Life dinner is a scheduled time to check in with your significant other. It is not a replacement for everyday connection but a monthly supplement. A dinner date is a process that builds intimacy, trust, and accountability.
Ben Meer, a social media user who writes about systems and high-performance living, states that with a US divorce rate at 50%, there is a need for new strategies like life dinners to save marriages.
He said that a couple needs to set a recurring calendar invite on the 1st of every month. The session can take as little as 20 minutes. But it is better to have one to two hours allotted if needed
“During life dinner, you will discuss three overarching categories: the first being personal Reflection on last month, second, reflection on last month and lastly Personal goals for Next Month. Some of the questions being, what could I have done better? What was I proud of? How might we want to improve moving forward?” he wrote.
He went on to highlight some guiding principles:
- No stonewalling. Don’t close up or detach while having tough conversations.

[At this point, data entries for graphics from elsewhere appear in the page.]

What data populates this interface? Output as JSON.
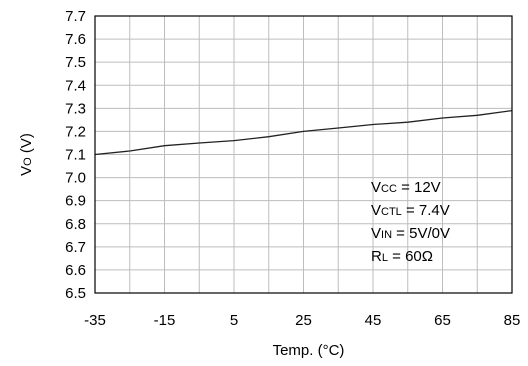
{
  "chart_data": {
    "type": "line",
    "xlabel": "Temp. (°C)",
    "ylabel": {
      "main": "V",
      "sub": "O",
      "rest": " (V)"
    },
    "xlim": [
      -35,
      85
    ],
    "ylim": [
      6.5,
      7.7
    ],
    "x_ticks": [
      -35,
      -15,
      5,
      25,
      45,
      65,
      85
    ],
    "y_ticks": [
      "6.5",
      "6.6",
      "6.7",
      "6.8",
      "6.9",
      "7.0",
      "7.1",
      "7.2",
      "7.3",
      "7.4",
      "7.5",
      "7.6",
      "7.7"
    ],
    "x_grid_step": 10,
    "grid": true,
    "series": [
      {
        "x": [
          -35,
          -25,
          -15,
          -5,
          5,
          15,
          25,
          35,
          45,
          55,
          65,
          75,
          85
        ],
        "y": [
          7.1,
          7.115,
          7.138,
          7.15,
          7.16,
          7.177,
          7.2,
          7.215,
          7.23,
          7.24,
          7.258,
          7.27,
          7.29
        ]
      }
    ],
    "annotations": [
      {
        "main": "V",
        "sub": "CC",
        "rest": " = 12V"
      },
      {
        "main": "V",
        "sub": "CTL",
        "rest": " = 7.4V"
      },
      {
        "main": "V",
        "sub": "IN",
        "rest": " = 5V/0V"
      },
      {
        "main": "R",
        "sub": "L",
        "rest": " = 60Ω"
      }
    ]
  }
}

- Be in the moment: Approach everything from a place of love. Ask thoughtful questions.
- Prepare ahead of time. Keep a running journal of things you want to discuss.
Austin Belcak supported the discussion saying it should all be simplified further to just creating time and space that is exclusively for you and your partner.
However, some disagreed with it saying marriage cannot be run as a corporate meeting that is planned for and has a time limit.
“This looks great on PowerPoint, but it reads like a business meeting agenda. Why is the goal rotating around a “power” couple rather than a loving, connected one? Great relationships are maintained by deep intimate bonds, not matriculating image-based life goals. No amount of “life meetings” will make up for a lack of connection on a daily, ongoing basis,” LC De Shay commented.